Sklavenarbeit und technischer Fortschritt im römischen Reich von Franz Kiechle. 1969. VIII, 188 Seiten. Kart. ISBN 3-515-00557-9

Download hier

Forschungen zur antiken Sklaverei Band 24

Ex ancilla natus. Untersuchungen zu den "hausgeborenen" Sklaven und Sklavinnen im Westen des Römischen Kaiserreiches von Elisabeth Herrmann-Otto. 1994. VIII, 512 Seiten. Kart. ISBN 3-515-06329-3

Download hier

 

Corpus der römischen Rechtsquellen zur antiken Sklaverei (CRRS)/Forschungen zur antiken Sklaverei – Beiheft 3:

Redaktionelle Bearbeitung des Faszikels von Reinhard Willvonseder (CRRS Teil IV,1: Eheähnliche Verbindungen und verwandtschaftliche Beziehungen).
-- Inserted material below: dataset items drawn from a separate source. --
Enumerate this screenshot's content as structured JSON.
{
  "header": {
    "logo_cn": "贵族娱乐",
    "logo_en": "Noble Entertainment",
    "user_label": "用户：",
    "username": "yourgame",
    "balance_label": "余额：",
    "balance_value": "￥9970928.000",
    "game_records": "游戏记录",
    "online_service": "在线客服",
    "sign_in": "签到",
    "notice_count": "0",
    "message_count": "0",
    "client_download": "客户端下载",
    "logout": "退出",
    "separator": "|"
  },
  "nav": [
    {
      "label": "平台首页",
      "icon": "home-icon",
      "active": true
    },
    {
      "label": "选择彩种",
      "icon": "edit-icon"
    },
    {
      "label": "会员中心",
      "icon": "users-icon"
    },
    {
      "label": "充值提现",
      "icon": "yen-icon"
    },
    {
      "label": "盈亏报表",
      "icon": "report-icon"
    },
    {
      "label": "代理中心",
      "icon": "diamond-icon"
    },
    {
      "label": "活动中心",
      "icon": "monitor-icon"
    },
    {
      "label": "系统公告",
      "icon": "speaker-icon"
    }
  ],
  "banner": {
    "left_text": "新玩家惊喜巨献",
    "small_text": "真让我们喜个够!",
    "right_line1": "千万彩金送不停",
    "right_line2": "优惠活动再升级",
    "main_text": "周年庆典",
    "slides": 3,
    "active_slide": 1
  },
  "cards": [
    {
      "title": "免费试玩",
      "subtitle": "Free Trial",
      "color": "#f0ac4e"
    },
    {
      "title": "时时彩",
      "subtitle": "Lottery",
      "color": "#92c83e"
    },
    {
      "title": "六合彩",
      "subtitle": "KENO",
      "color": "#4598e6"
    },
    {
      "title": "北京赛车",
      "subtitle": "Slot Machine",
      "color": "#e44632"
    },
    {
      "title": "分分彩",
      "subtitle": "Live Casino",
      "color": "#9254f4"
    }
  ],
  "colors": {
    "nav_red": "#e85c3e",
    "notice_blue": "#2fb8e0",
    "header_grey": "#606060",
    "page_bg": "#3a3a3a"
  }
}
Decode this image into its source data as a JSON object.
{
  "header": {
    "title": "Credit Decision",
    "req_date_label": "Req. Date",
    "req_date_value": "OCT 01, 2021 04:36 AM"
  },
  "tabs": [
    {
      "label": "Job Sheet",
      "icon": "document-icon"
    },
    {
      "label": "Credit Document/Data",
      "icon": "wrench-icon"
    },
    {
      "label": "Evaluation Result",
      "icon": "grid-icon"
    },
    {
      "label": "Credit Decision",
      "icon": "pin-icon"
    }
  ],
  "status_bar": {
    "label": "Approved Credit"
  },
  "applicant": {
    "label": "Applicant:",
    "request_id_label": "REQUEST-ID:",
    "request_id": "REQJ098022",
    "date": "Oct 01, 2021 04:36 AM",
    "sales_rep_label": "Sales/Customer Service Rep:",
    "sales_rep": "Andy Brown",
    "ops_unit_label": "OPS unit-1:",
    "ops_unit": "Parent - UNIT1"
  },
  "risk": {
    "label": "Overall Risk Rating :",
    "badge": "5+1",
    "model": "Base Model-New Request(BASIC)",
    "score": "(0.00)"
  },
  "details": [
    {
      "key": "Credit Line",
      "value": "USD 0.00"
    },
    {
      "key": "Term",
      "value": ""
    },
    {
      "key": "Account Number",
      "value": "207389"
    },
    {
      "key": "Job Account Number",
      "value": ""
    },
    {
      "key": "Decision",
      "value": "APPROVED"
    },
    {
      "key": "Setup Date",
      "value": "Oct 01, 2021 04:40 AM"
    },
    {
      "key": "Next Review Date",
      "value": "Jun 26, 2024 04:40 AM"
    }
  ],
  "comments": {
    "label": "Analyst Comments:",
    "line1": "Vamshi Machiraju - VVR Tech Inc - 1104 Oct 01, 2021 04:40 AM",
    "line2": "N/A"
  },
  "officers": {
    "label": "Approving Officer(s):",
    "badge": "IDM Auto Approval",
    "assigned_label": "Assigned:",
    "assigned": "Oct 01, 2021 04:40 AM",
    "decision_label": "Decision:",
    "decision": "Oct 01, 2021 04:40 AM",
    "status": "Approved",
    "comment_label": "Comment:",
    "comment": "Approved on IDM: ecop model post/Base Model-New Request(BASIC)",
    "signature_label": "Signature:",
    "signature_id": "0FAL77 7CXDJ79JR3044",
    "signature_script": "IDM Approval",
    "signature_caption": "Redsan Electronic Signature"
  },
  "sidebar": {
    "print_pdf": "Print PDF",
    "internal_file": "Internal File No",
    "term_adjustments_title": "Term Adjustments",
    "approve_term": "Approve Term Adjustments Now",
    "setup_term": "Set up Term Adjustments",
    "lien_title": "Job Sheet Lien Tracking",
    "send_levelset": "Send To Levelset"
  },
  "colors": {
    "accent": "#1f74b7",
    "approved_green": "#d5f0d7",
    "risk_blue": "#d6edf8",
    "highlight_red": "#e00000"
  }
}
Der Autor ist dabei, letzte Zusätze einzuarbeiten.

Weitere Faszikel sind im Entstehen und werden demnächst vorgelegt.

 

Bibliographie zur antiken Sklaverei/Forschungen zur antiken Sklaverei – Beiheft 4:

Seit dem Erscheinen der Neuauflage wurde die Titelaufnahme weiter gepflegt. Insgesamt konnten im Jahr 2008 526 neue Titel verzeichnet werden sowie bei ca. 500 Titeln Verbesserungen, Ergänzungen und Ähnliches nachgetragen werden.

Die Vorbereitung zu einer Online-Verfügbarkeit der Bibliographie zur antiken Sklaverei in einer Datenbank-Version sind vorangebracht worden. Es ist weiter geplant, die in der gedruckten Fassung enthaltenen und die neu hinzugekommenen Beiträge zur antiken Sklaverei in Kürze über das Internet verfügbar zu machen. Ohne zusätzliche Mittel kann dieses Vorhaben jedoch nicht realisiert werden. Die Suche nach einer Finanzierungsmöglichkeit wird fortgesetzt.

 

Handwörterbuch der antiken Sklaverei:

Die zweite CD-ROM-Lieferung des Handwörterbuches der antiken Sklaverei (HAS) ist fertig gestellt worden und ist erschienen. Sie enthält 135 neue Artikel bzw. Artikelteile (mit ca. 460 Spalten) von 71 Autoren. Die weitere Planung des HAS wurde durch die Organisation eines Treffens der Fachgebietsherausgeber am 10. März 2008, die Überarbeitung und ständige Aktualisierung der Gesamtliste, die Überarbeitung und Aktualisierung eines Teils der Artikel von CD-ROM I sowie durch Kooperation mit dem Kompetenzzentrum, Trier zur technischen Verbesserung der CD-ROM (Druckfunktion, Artikelgliederungsfenster, Navigation in den Registern, MAC-Version, Volltextsuche nach griechischen Begriffen) vorangebracht. Neue Artikel wurden redaktionell bearbeitet und indiziert, darunter auch eigene Beiträge der Arbeitsstellenmitarbeiter. Aufgrund der Weiterentwicklung der CD-ROM war eine Überarbeitung des Benutzerhandbuchs nötig.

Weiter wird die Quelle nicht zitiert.